The Cinema Numbers Review For 8/16/10: The "Expendables" Become A Dependable #1

I have to firmly admit, I was very shocked to see the numbers coming in for the box office this week. It was a banner weekend for Syl Stallone and his group of old action heroes, as they are #1 in the weekend numbers this week.

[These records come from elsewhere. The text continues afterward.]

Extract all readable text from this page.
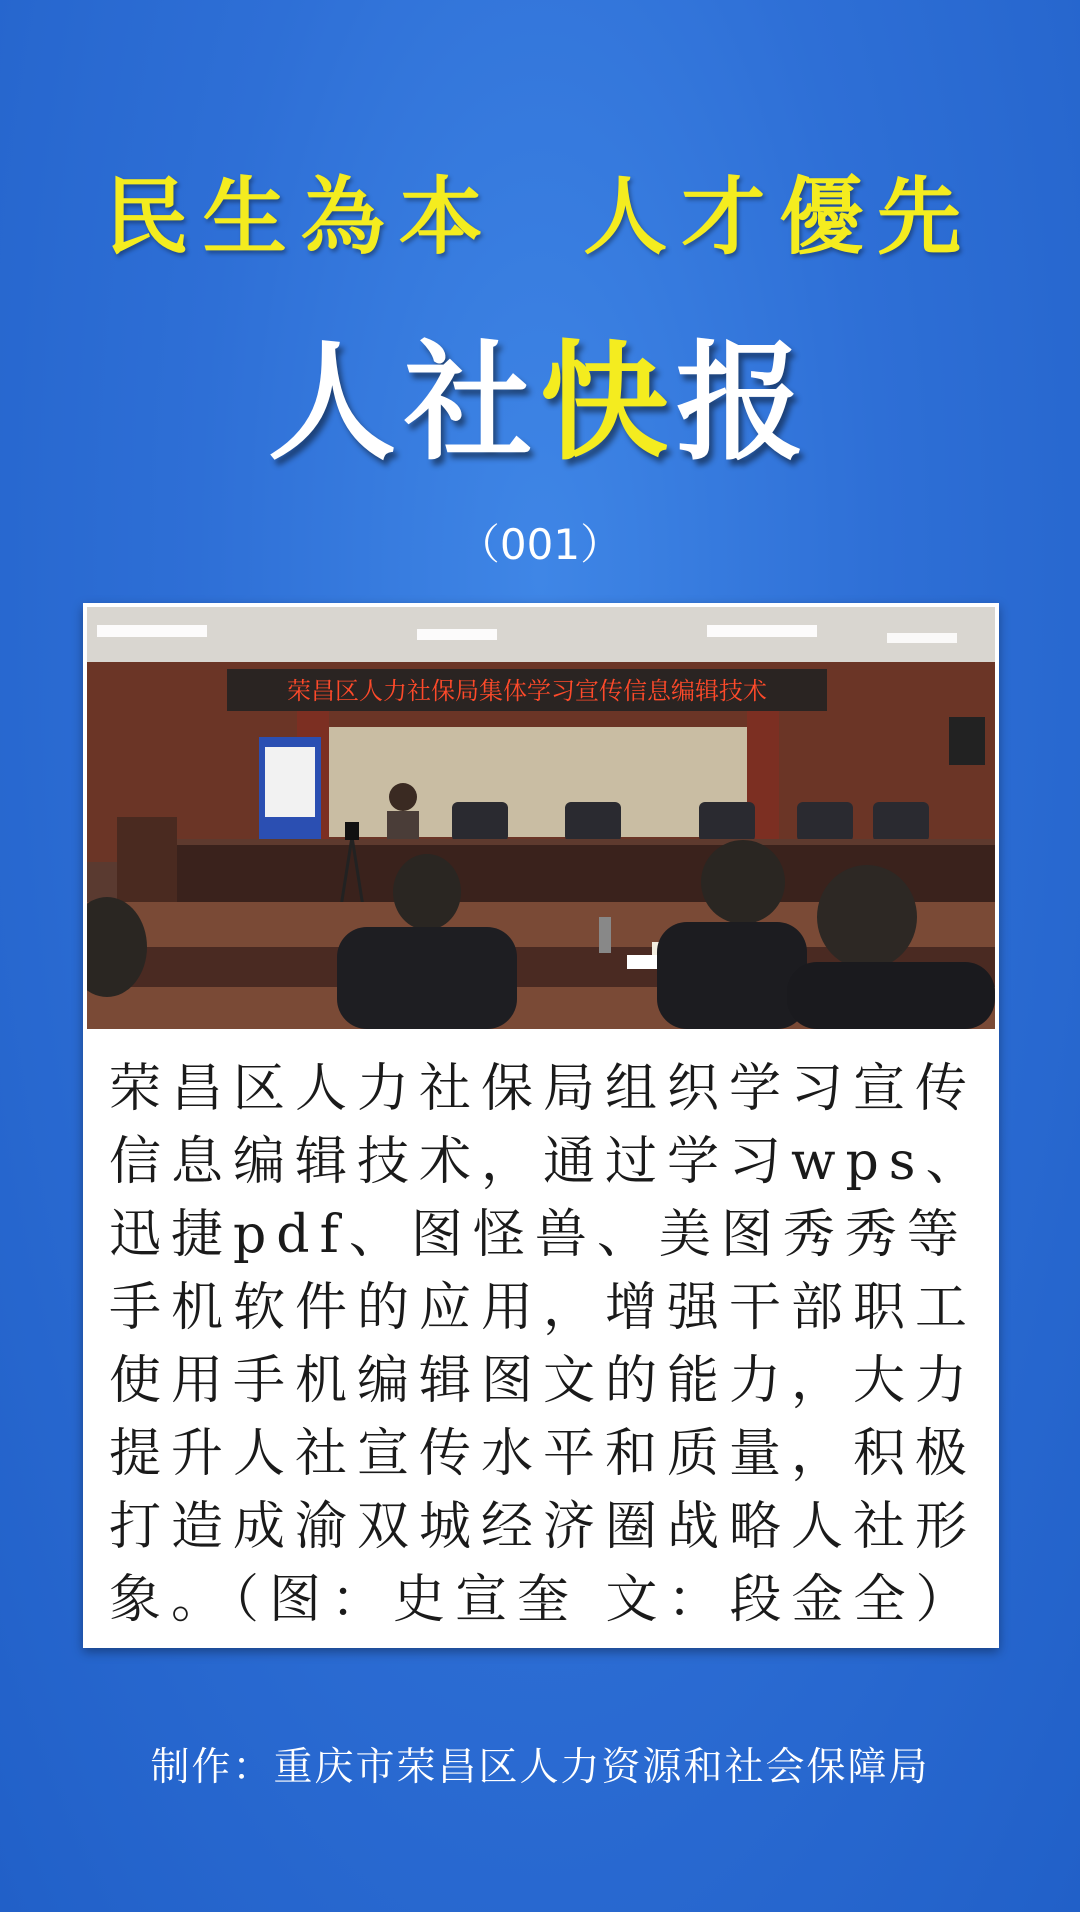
民生為本  人才優先
人社快报
（001）
荣昌区人力社保局集体学习宣传信息编辑技术
荣昌区人力社保局组织学习宣传
信息编辑技术，通过学习wps、
迅捷pdf、图怪兽、美图秀秀等
手机软件的应用，增强干部职工
使用手机编辑图文的能力，大力
提升人社宣传水平和质量，积极
打造成渝双城经济圈战略人社形
象。（图：史宣奎 文：段金全）
制作：重庆市荣昌区人力资源和社会保障局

Even when The Expendables came on tracking, it looked big. And the timing couldn't have been better what with Lionsgate getting beaten up by Carl Icahn on a daily basis, and Sylvester Stallone needing a fresh hit in his dotage. Kudos to Sly for coming up with such an irresistible concept directing and starring with today's and yesteryear's action heroes like Jason Statham, Jet Li, Randy Couture, Mickey Rourke, Dolph Lundgren, Steve Austin, Terry Crews, and even Bruce Willis and Arnold Schwarzenegger (for nanoseconds in cameos). "Are The Expendables wearing Dependables?" one rival studio exec snarked in an email to me.
The star power was just too hard to resist.

But clearly the biggest shock of the week is how bad the numbers were for the much hyped "Scott Pilgrim vs The World."

A 5th place showing behind holds overs "The Other Guys" and "Inception", as well as the crappy "Eat, Pray, and Love", which somehow finished in the runner up.

Despite its quality reviews and how it is still the top trending topic on Twitter as of this post, it couldn't move anything more than $10 million:
This odd but innovative movie based on a comic book is yet another greenlight from the fired Mark Shmuger at Universal. He's the gift that keeps on giving the studio expensive underperformers. Yet the current regime embraced Scott Pilgrim vs The World as a counterprogramming maneuver this weekend even though they knew auteur filmmaker Edgar Wright's $60M budget (even with location credits) envelope pusher wouldn't open or earn out. But that's only because it got great reviews (which younger moviegoers rarely read) and an "A-" CinemaScore. The audience was 64% male/36% female, and 58% under 25 yrs of age/42% 25 yrs and older. Uni tried to hype the genre-bending pic as too cool for the room and claim it didn't know if Scott Pilgrim would make $5M or $15M this weekend. But the pic will do exactly what Uni execs predicted to me it would: a pittance. "Regardless of the perceived outcome, we are proud of this film. Studios need to continue to offer audiences good and original ideas/films," Uni said today. "We do wish a greater number of people went to see the film."
What a surprise and what a shame.

That's the main numbers review for the Cinema this week.